Nutrient Comparison: Boiled Red Kidney Beans VS Boiled Potato Skin per 7 oz
Compare the macro and micronutrient content in 7 oz of Boiled Red Kidney Beans versus 7 oz of Boiled Potato Skin to make informed dietary choices. Explore their nutritional differences and benefits.
Lets compare vitamin content per 7 ounces of Boiled Red Kidney Beans vs Boiled Potato Skin:
- 7 ounces of Boiled Red Kidney Beans have 5 times more Vitamin B1, 1.6 times more Vitamin B2 and 13 times more Vitamin B9 than Boiled Potato Skin.
- While 7 oz of Boiled Potato Skin no Salt contain 2.1 times more Vitamin B3, 1.6 times more Vitamin B5, 2 times more Vitamin B6 and 4.3 times more Vitamin C than Boiled Red Kidney Beans.

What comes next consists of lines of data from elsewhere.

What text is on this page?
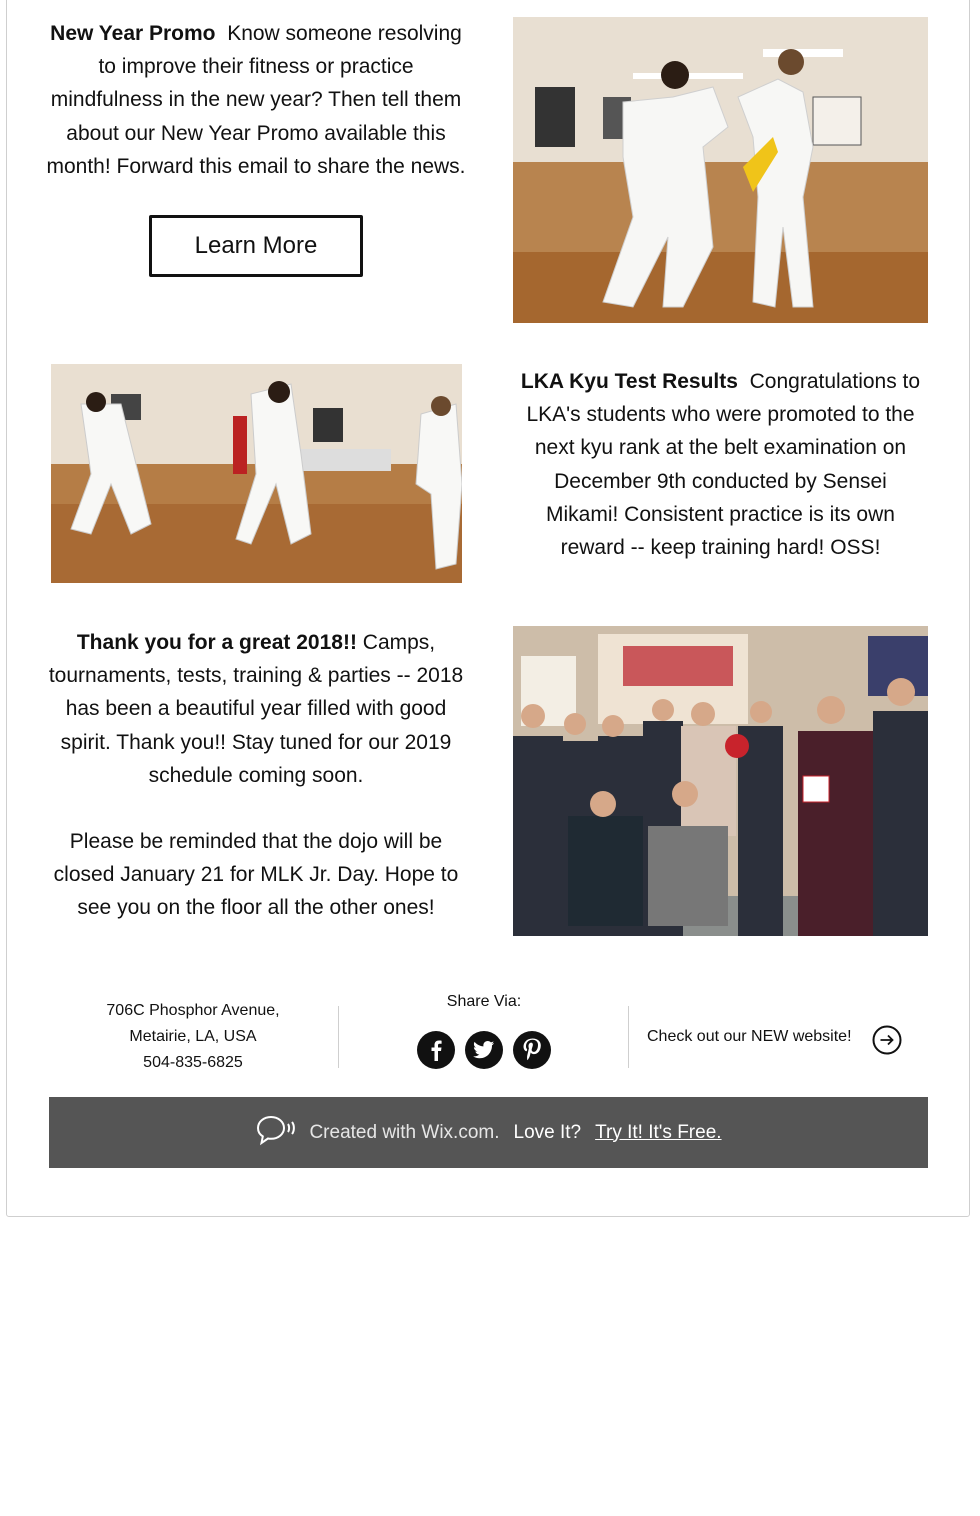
New Year Promo Know someone resolving to improve their fitness or practice mindfulness in the new year? Then tell them about our New Year Promo available this month! Forward this email to share the news.
Learn More
LKA Kyu Test Results Congratulations to LKA's students who were promoted to the next kyu rank at the belt examination on December 9th conducted by Sensei Mikami! Consistent practice is its own reward -- keep training hard! OSS!
Thank you for a great 2018!! Camps, tournaments, tests, training & parties -- 2018 has been a beautiful year filled with good spirit. Thank you!! Stay tuned for our 2019 schedule coming soon.
Please be reminded that the dojo will be closed January 21 for MLK Jr. Day. Hope to see you on the floor all the other ones!
706C Phosphor Avenue,
Metairie, LA, USA
504-835-6825
Share Via:
Check out our NEW website!
Created with Wix.com. Love It? Try It! It's Free.
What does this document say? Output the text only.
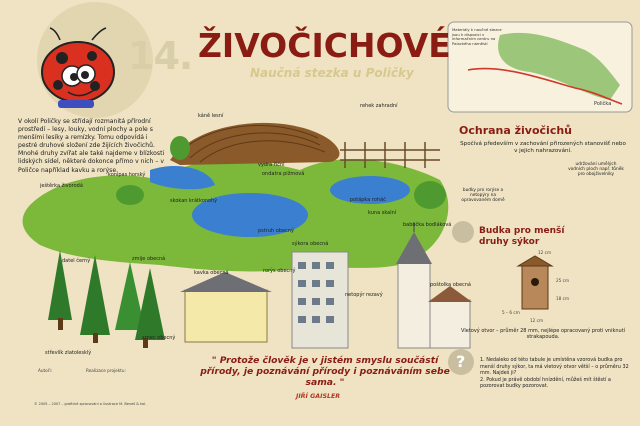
14. ŽIVOČICHOVÉ
Naučná stezka u Poličky
V okolí Poličky se střídají rozmanitá přírodní prostředí – lesy, louky, vodní plochy a pole s menšími lesíky a remízky. Tomu odpovídá i pestré druhové složení zde žijících živočichů. Mnohé druhy zvířat ale také najdeme v blízkosti lidských sídel, některé dokonce přímo v nich – v Poličce například kavku a rorýse.
káně lesní
rehek zahradní
ještěrka živorodá
konipas horský
vydra říční
ondatra pižmová
skokan krátkonohý	potápka roháč
pstruh obecný
kuna skalní
babočka bodláková
zmije obecná
sýkora obecná
datel černý
kavka obecná	rorýs obecný
netopýr rezavý
poštolka obecná
srnec obecný
střevlík zlatolesklý
Materiály k naučné stezce jsou k dispozici v informačním centru na Palackého náměstí
Polička
Ochrana živočichů
Spočívá především v zachování přirozených stanovišť nebo v jejich nahrazování.
budky pro rorýse a netopýry na opravovaném domě
udržování umělých vodních ploch např. tůněk pro obojživelníky
Budka pro menší
druhy sýkor
12 cm
25 cm
18 cm
5 – 6 cm
12 cm
Vletový otvor – průměr 28 mm, nejlépe opracovaný proti vniknutí strakapouda.
" Protože člověk je v jistém smyslu součástí přírody, je poznávání přírody i poznáváním sebe sama. "
JIŘÍ GAISLER
?	1. Nedaleko od této tabule je umístěna vzorová budka pro menší druhy sýkor, ta má vletový otvor větší – o průměru 32 mm. Najdeš ji?
2. Pokud je právě období hnízdění, můžeš mít štěstí a pozorovat budky pozorovat.
Autoři:	Realizace projektu:
© 2005 – 2007 – grafické zpracování a ilustrace M. Beneš & kol.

- 7 ounces of Boiled Red Kidney Beans have insufficient amounts of Vitamin C
- Both Boiled Red Kidney Beans as well as Boiled Potato Skin no Salt have insufficient amounts of Vitamin A, Vitamin B12 and Vitamin D in seven ounces.
Comparing minerals per 7 ounces for Boiled Red Kidney Beans vs Boiled Potato Skin:
- 7 ounces of Boiled Red Kidney Beans have 1.5 times more Magnesium, 2.6 times more Phosphorus, 4 times more Selenium and 2.4 times more Zinc than Boiled Potato Skin.
- While 7 oz of Boiled Potato Skin no Salt contain 1.6 times more Calcium, 3.6 times more Copper, 2.1 times more Iron and 2.8 times more Manganese than Boiled Red Kidney Beans.
- Both Boiled Red Kidney Beans and Boiled Potato Skin contain similar levels of Potassium per seven ounces.
- 7 ounces of Boiled Potato Skin lack sufficient amounts of Selenium
Comparison of macro-nutrients per 7 ounces:
- 7 ounces of Boiled Red Kidney Beans have 1.6 times more Energy, 16.8 times more Omega 3, 1.3 times more Carbohydrate, 2.2 times more Fiber and 3 times more Protein than Boiled Potato Skin.
- 7 ounces of Boiled Potato Skin provide inadequate amounts of Omega 3
- Both Boiled Red Kidney Beans as well as Boiled Potato Skin no Salt provide inadequate amounts of Omega 6 in seven ounces.